DELETE FROM dev_webhook_routes WHERE name = 'Your Name';

Important Notes

  1. Tunnel URLs Change - Most free tunnel services generate new URLs on restart. Remember to update your database entry when this happens.

  2. One Route Per Identifier - Each phone number and email can only have one active route. Coordinate with your team if sharing test numbers/emails.

  3. Security - The webhook router uses the Supabase service role to bypass RLS. Never expose your tunnel URL publicly.

  4. Local App Must Be Running - Ensure your local development server is running before testing webhooks.

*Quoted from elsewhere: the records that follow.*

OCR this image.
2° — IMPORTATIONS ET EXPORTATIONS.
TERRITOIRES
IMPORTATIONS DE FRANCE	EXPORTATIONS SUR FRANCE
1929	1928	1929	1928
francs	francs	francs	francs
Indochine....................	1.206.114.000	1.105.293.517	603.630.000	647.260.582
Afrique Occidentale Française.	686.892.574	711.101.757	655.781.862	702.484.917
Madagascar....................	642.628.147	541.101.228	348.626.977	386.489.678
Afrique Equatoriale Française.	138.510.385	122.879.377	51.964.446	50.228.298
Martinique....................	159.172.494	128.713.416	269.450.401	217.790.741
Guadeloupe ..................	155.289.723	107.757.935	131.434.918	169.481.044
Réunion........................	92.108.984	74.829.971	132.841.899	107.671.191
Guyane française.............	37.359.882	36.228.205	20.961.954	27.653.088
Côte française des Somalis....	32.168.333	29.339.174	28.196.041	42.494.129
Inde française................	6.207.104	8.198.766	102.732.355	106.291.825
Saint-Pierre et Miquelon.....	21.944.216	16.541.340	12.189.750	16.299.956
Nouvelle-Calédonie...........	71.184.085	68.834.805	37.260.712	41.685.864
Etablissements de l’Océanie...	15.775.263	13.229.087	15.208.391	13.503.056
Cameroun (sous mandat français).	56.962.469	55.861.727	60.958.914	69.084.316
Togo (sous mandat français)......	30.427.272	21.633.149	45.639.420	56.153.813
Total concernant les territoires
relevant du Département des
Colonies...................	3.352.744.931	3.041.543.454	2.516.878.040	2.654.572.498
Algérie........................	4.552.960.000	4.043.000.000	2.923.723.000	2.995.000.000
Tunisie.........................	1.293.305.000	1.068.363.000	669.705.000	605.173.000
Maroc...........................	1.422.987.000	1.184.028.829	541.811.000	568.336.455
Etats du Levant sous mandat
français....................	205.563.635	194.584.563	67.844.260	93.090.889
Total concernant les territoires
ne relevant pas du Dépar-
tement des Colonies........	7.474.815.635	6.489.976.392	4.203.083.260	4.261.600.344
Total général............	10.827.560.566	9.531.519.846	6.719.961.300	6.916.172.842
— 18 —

  5. Validation Happens Locally - The router doesn't validate webhooks. All signature verification and validation happens in your local app, just like in production.

Troubleshooting

Webhook not reaching local app:

  • Check tunnel is running and URL is correct in database
  • Verify is_active = true for your route
  • Check phone number/email matches exactly (including country code for phones)
  • Look at router app logs (if accessible) for forwarding errors

Getting 404 errors:

  • Ensure your local app is running on the expected port
  • Verify the webhook endpoints exist in your local app:
  • /api/sana/webhook for WhatsApp
  • /api/email/inbound/webhook for SendGrid

Tunnel keeps disconnecting:

  • Consider using a paid ngrok account for stable URLs
  • Try alternative tunnel services if one is unreliable
  • Some corporate networks block tunnel services - try a different network

Alternative Setup (Without Database)

If you need a quick test without database setup, you can:

  1. Temporarily modify the webhook URL in the external service (WhatsApp/SendGrid)
  2. Point it directly to your tunnel URL
  3. Remember to change it back! This affects all developers

However, the database routing approach is strongly recommended for team development.